Regulatory approach

regulation magnifying glass
The Food Standards Agency has a statutory objective to protect public health and consumers' other interests in relation to food. Excessive or unclear regulations, however, place an unnecessary burden on business, and other groups, and so hinder effective delivery of the intended benefits.

Regulating our future

We are currently undertaking a fundamental review of how we interact with businesses, to ensure consumer protection and a thriving food sector.

As part of our approach, we have launched a programme of engagement with businesses and our delivery partners. Based on five principles we have worked with our stakeholders to develop some models which we are now testing and piloting. We are also looking at the regulatory approach to food and feed internationally, as well as looking to learn lessons from UK regulators in other sectors.

The objective of the review is to move towards a more truly risk-based approach, in which the costs to business of regulation are no more than they need to be. This work will explore how best to support the majority of businesses that want to do the right things for consumers, while making sure those who put consumers’ health and confidence in the food sector at risk are dealt with appropriately.

FSA engagement and consultation

FSA engagement and consultation with stakeholders is a critical element of what we do and how we develop our regulatory approach. You can help shape the way food and feed law is implemented in the UK by providing us with your views and evidence to help inform our decision making process.

Impact Assessments

An Impact Assessment (IA) is a policy tool to assess impacts of options considered, including the expected costs and benefits against rationale for Government intervention.

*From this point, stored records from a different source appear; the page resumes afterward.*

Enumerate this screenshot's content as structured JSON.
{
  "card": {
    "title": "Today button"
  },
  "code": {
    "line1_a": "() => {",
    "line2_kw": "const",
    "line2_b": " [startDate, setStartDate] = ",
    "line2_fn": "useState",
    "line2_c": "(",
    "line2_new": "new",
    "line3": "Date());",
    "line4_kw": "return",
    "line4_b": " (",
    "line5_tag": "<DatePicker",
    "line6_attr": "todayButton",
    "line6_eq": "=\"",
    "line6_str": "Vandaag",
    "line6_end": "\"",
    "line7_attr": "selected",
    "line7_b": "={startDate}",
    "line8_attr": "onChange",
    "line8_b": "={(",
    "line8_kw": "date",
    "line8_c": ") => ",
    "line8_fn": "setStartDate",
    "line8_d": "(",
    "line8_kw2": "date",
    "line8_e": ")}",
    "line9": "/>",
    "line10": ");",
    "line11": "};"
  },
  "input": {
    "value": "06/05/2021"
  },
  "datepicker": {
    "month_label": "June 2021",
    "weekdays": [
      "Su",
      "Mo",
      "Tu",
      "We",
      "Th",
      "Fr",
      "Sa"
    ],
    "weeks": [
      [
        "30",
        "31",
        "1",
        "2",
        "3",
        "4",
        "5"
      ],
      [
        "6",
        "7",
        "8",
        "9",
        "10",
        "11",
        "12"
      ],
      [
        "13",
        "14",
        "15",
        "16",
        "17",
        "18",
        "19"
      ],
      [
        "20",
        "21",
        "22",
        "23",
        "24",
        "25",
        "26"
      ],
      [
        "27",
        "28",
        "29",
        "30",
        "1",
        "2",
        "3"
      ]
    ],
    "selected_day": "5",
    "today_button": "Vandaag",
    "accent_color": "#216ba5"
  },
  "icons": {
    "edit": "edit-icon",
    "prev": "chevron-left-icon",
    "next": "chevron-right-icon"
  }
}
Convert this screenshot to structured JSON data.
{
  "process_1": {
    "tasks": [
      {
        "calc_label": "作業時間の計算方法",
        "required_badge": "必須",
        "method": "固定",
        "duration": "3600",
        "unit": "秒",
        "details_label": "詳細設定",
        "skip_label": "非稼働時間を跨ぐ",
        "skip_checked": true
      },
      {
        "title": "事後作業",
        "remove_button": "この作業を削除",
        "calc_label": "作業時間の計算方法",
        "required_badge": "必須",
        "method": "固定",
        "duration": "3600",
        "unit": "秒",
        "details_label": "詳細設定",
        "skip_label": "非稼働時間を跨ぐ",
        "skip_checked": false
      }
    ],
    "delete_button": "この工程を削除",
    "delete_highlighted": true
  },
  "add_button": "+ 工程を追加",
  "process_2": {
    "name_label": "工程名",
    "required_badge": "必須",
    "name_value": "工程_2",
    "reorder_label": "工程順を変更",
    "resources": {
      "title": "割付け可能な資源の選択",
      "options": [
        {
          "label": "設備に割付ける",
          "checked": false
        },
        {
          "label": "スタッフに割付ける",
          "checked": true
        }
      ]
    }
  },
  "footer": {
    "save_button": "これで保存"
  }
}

Understanding the costs, benefits, and risks of any new measure or proposal is fundamental to good policy making.

The FSA's commitment to reviewing regulation in England

Regulation should be proportionate and effective in delivering the intended outcome. Routine review is therefore necessary to monitor and maintain regulatory effectiveness and proportionality and is a critical part of the implementation process.

FSA Innovation and Regulation Plan

The FSA Innovation and Regulation Plan was produced at the end of 2015 in response to the Government’s Productivity Plan.  The FSA plan brings together and highlights the work being carried out by the FSA and sets out how the FSA’s regulatory framework is working effectively to support innovation and disruptive business models.

Cutting Red Tape

The Government’s Cutting Red Tape programme allows business to tell government how it can cut red tape and reduce bureaucratic barriers to growth and productivity within their sector. 

Business Impact Target Reporting

On 3 March 2016, during the last Parliament, the Government announced its Business Impact Target (BIT) to deliver “a saving of £10 billion to business and voluntary or community bodies from qualifying measures that come into force or cease to be in force during this Parliament.” 

Food Standards Agency measures introduced in the last Parliament that qualify as regulatory provisions under the BIT are detailed below, along with a statement of FSA non-qualifying regulatory provisions under the BIT.

List of FSA Qualifying Regulatory Provisions (QRP)

FSA BIT Assessment Regulatory Policy Committee (RPC) Validation

Official Controls Charges in Meat Premises: A Proposal for a New Discount System


Introduction of Specific Approval for the Production of Burgers Intended to be Eaten Less Than Thoroughly Cooked (LTTC)


Reduction of purification times for shellfish purification cycles


Extended Audit Frequencies at approved FSA meat establishments


FSA guidance for business (combined submission)

  • Listeriosis in ready to eat foods within care setting
  • Antibiotic residue testing for dairy producers



Update to the FSA Food Law Code of Practice


List of FSA Non-qualifying regulatory provisions (NQRP)

FSA NQRP Statement

RPC Validation


Regulators' Code

The Regulators' Code provides a clear, flexible and principles-based framework for how regulators should engage with those they regulate. 

We strive to be a fair and effective regulator, proportionate and forward looking in our regulatory approach and focused on achieving the outcomes we seek. 

Our pledge is to put consumers first in everything we do, so that food is safe and what it says it is, that we have access to an affordable healthy diet, and can make informed choices about what we eat, now and in the future. 

Our Strategic Plan 2015-2020 sets out our priorities and proposed approaches to achieve our strategic outcomes including the principles by which we work.

We accept that others may not always agree with our approach and even though our intentions will always be true to our strategic aims we may make decisions that either are or are perceived to be in need of challenge e.g. we get the balance of proportionality wrong in our decision making.  The following sets out the standards you should expect from the FSA and how you can complain if we fail to meet this.

Service standards

Whether you are a consumer or business, we are committed to providing you with a helpful, courteous and efficient service as set out in our statement of service standards.

Complaints and comments

Receiving comments and responding to complaints is important to us and we will try to resolve any problem quickly, and explain what we have done and why.